The Curious Case of the Overly Vigilant Neighbor

The Curious Case of the Overly Vigilant Neighbor



I was sitting on the park bench halfheartedly flipping through a magazine  and intermittently looking up to make sure Little J wasn't reenacting scenes from Cliffhanger when she pipped up.

"She can't be more than 10. Do you see her parents? I think she came here alone."

I looked up confused.

The park was basically empty.  Which was strange for this time of  year. The question had come from the only other adult at the park, sitting at the bench next to me. At first I thought she was talking about my daughter, but after a cursory glance around the nearly empty park, I spotted the "target."

She was a young girl, blonde hair, and definitely much older than 10 years old.

I sighed internally, knowing where this conversation was heading.
"I'm not sure. I didn't notice, but she looks fairly old. Maybe her parents live in the apartments over there." I pointed to the apartments within view of the park.

"But if not, I'll keep an eye on her. It takes a village right?" I smiled.

The lady shifted uncomfortably on the bench beside me. I could tell this wasn't the response she expected or wanted.



I'll be the first to admit that I unabashedly hover over my own daughter. And that probably won't change anytime soon. Still, I have a strict "no judgement policy" when it comes to how other people raise their children. As long as they're not physically or mentally abusing or neglecting their children, I try to keep in mind that in a world with 7 billion people, we're not all going to parent the same way.  We all have different parenting styles, and our children all respond to those particular styles differently. What works well for one, may not work well for the other. And that's okay.

Though I'm not a "free-range" parent per say, it wasn't too long ago that I was allowed to roam the streets and explore my independence without fear of an "overly vigilant" neighbor intervening and calling the cops on my parents. Times have certainly changed.

Months ago, I remember reading an article about a mom who had CPS called on her because she had the audacity to let her children play outside... in their FENCED- IN backyard. Her children were 10, five and two at the time of the incident. Because CPS was contacted, it resulted in a case being opened. And although the worker obviously found that nothing was amiss and the case was closed immediately, the incident will permanently remain on the moms record. It can never be erased.

This rubbed me the wrong way. Like the mom, I questioned the motives of the neighbor who called CPS. Was this the case of a truly concerned neighbor, or was it instead an attempt to punish a person for having the audacity to allow their children a modicum of freedom?

There was once a time when people called the authorities when they truly thought children were at risk. Lately, it seems we've turned into a society that's more interested in calling the cops so that we have something to talk about at our next playdate.


We complain about the children today-- how they're too busy playing with their electronics to get outside and play, but then, in the same breath, we judge their parents for giving them the same freedom that we were once given at that age. The freedom to just be kids.

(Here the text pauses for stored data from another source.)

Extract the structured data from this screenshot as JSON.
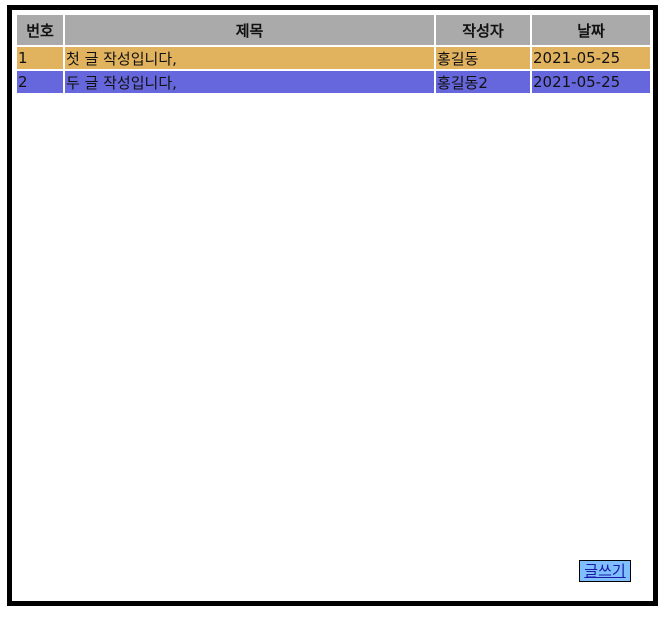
{
  "colors": {
    "header_bg": "#aaaaaa",
    "row_odd_bg": "#e2b35f",
    "row_even_bg": "#6666dd",
    "button_bg": "#7fbfff",
    "frame_border": "#000000"
  },
  "table": {
    "columns": [
      "번호",
      "제목",
      "작성자",
      "날짜"
    ],
    "rows": [
      {
        "no": "1",
        "title": "첫 글 작성입니다,",
        "author": "홍길동",
        "date": "2021-05-25"
      },
      {
        "no": "2",
        "title": "두 글 작성입니다,",
        "author": "홍길동2",
        "date": "2021-05-25"
      }
    ]
  },
  "actions": {
    "write_label": "글쓰기"
  }
}
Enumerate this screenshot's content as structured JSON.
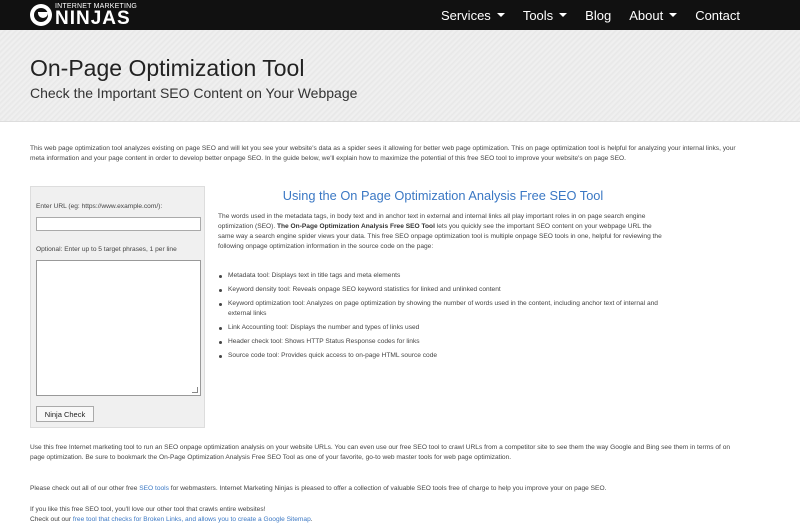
{
  "brand": {
    "small": "INTERNET MARKETING",
    "big": "NINJAS"
  },
  "nav": [
    {
      "label": "Services",
      "dropdown": true
    },
    {
      "label": "Tools",
      "dropdown": true
    },
    {
      "label": "Blog",
      "dropdown": false
    },
    {
      "label": "About",
      "dropdown": true
    },
    {
      "label": "Contact",
      "dropdown": false
    }
  ],
  "hero": {
    "title": "On-Page Optimization Tool",
    "subtitle": "Check the Important SEO Content on Your Webpage"
  },
  "intro": "This web page optimization tool analyzes existing on page SEO and will let you see your website's data as a spider sees it allowing for better web page optimization. This on page optimization tool is helpful for analyzing your internal links, your meta information and your page content in order to develop better onpage SEO. In the guide below, we'll explain how to maximize the potential of this free SEO tool to improve your website's on page SEO.",
  "form": {
    "url_label": "Enter URL (eg: https://www.example.com/):",
    "url_value": "",
    "phrases_label": "Optional: Enter up to 5 target phrases, 1 per line",
    "phrases_value": "",
    "button": "Ninja Check"
  },
  "guide": {
    "title": "Using the On Page Optimization Analysis Free SEO Tool",
    "p_before": "The words used in the metadata tags, in body text and in anchor text in external and internal links all play important roles in on page search engine optimization (SEO). ",
    "p_bold": "The On-Page Optimization Analysis Free SEO Tool",
    "p_after": " lets you quickly see the important SEO content on your webpage URL the same way a search engine spider views your data. This free SEO onpage optimization tool is multiple onpage SEO tools in one, helpful for reviewing the following onpage optimization information in the source code on the page:",
    "items": [
      "Metadata tool: Displays text in title tags and meta elements",
      "Keyword density tool: Reveals onpage SEO keyword statistics for linked and unlinked content",
      "Keyword optimization tool: Analyzes on page optimization by showing the number of words used in the content, including anchor text of internal and external links",
      "Link Accounting tool: Displays the number and types of links used",
      "Header check tool: Shows HTTP Status Response codes for links",
      "Source code tool: Provides quick access to on-page HTML source code"
    ]
  },
  "bottom": {
    "p1": "Use this free Internet marketing tool to run an SEO onpage optimization analysis on your website URLs. You can even use our free SEO tool to crawl URLs from a competitor site to see them the way Google and Bing see them in terms of on page optimization. Be sure to bookmark the On-Page Optimization Analysis Free SEO Tool as one of your favorite, go-to web master tools for web page optimization.",
    "p2_before": "Please check out all of our other free ",
    "p2_link": "SEO tools",
    "p2_after": " for webmasters. Internet Marketing Ninjas is pleased to offer a collection of valuable SEO tools free of charge to help you improve your on page SEO.",
    "p3_line1": "If you like this free SEO tool, you'll love our other tool that crawls entire websites!",
    "p3_before": "Check out our ",
    "p3_link": "free tool that checks for Broken Links, and allows you to create a Google Sitemap",
    "p3_after": "."
  }
}
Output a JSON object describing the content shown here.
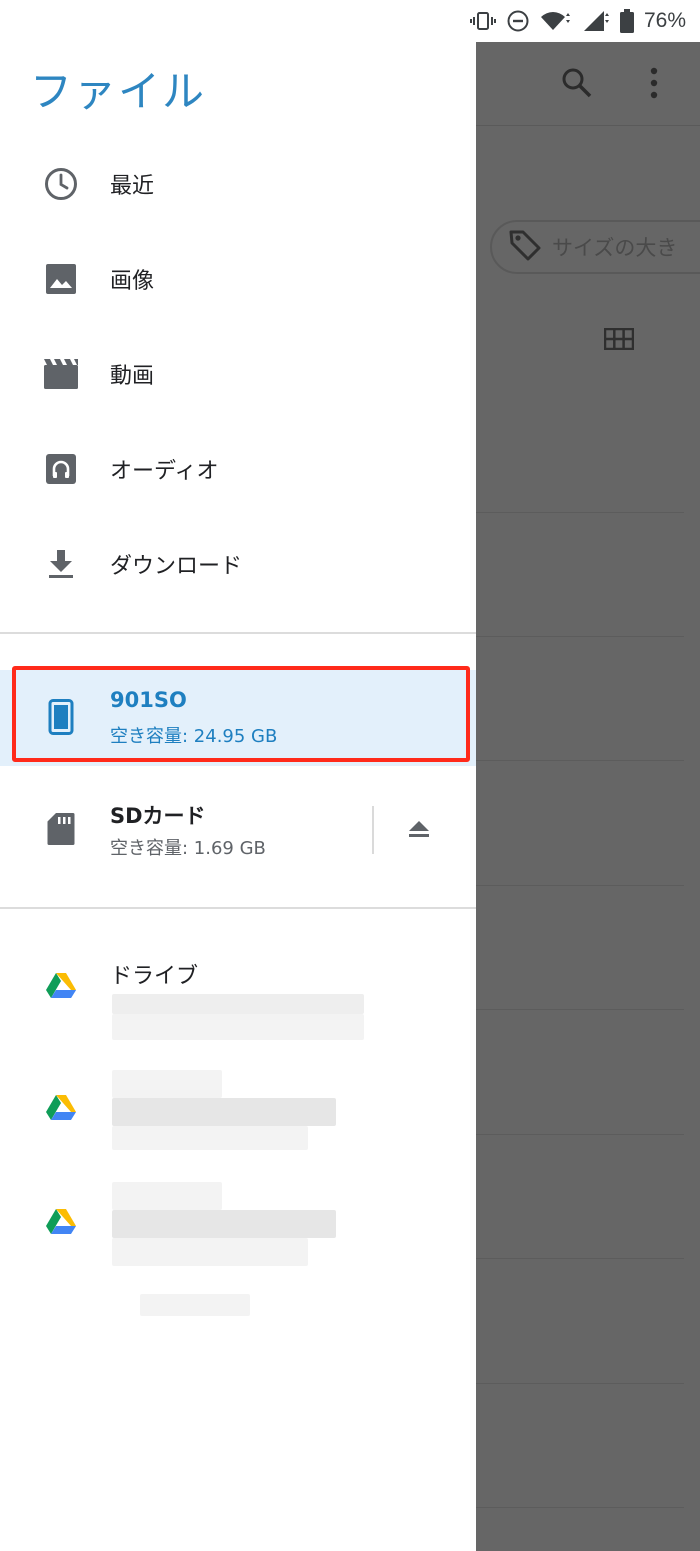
{
  "status_bar": {
    "battery_percent": "76%",
    "icons": [
      "vibrate-icon",
      "do-not-disturb-icon",
      "wifi-icon",
      "signal-icon",
      "battery-icon"
    ]
  },
  "drawer": {
    "title": "ファイル",
    "nav_items": [
      {
        "label": "最近",
        "icon": "clock-icon"
      },
      {
        "label": "画像",
        "icon": "image-icon"
      },
      {
        "label": "動画",
        "icon": "video-icon"
      },
      {
        "label": "オーディオ",
        "icon": "audio-icon"
      },
      {
        "label": "ダウンロード",
        "icon": "download-icon"
      }
    ],
    "storage": [
      {
        "name": "901SO",
        "free": "空き容量: 24.95 GB",
        "icon": "phone-icon",
        "selected": true
      },
      {
        "name": "SDカード",
        "free": "空き容量: 1.69 GB",
        "icon": "sd-card-icon",
        "eject_icon": "eject-icon"
      }
    ],
    "drives": [
      {
        "label": "ドライブ",
        "icon": "google-drive-icon"
      },
      {
        "label": "",
        "icon": "google-drive-icon"
      },
      {
        "label": "",
        "icon": "google-drive-icon"
      }
    ]
  },
  "background_app": {
    "chip_label": "サイズの大き",
    "icons": [
      "search-icon",
      "more-vert-icon",
      "tag-icon",
      "grid-view-icon"
    ]
  },
  "colors": {
    "accent": "#2e86c1",
    "selected_bg": "#e3f0fb",
    "highlight_border": "#ff2a1a",
    "scrim": "#666666"
  }
}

I've read the statistics, kids today are safer than we were at their age. While personally I choose to accompany my child outside, I can't imagine calling CPS on someone who chooses not to do the same. If I see young children roaming the neighborhood alone, my first thought isn't to call the cops or CPS. Instead, I grab a chair, and keep watch. After all, it takes a village.



What do you think about this new phenomena? What age did you start letting your kids play outside by themselves?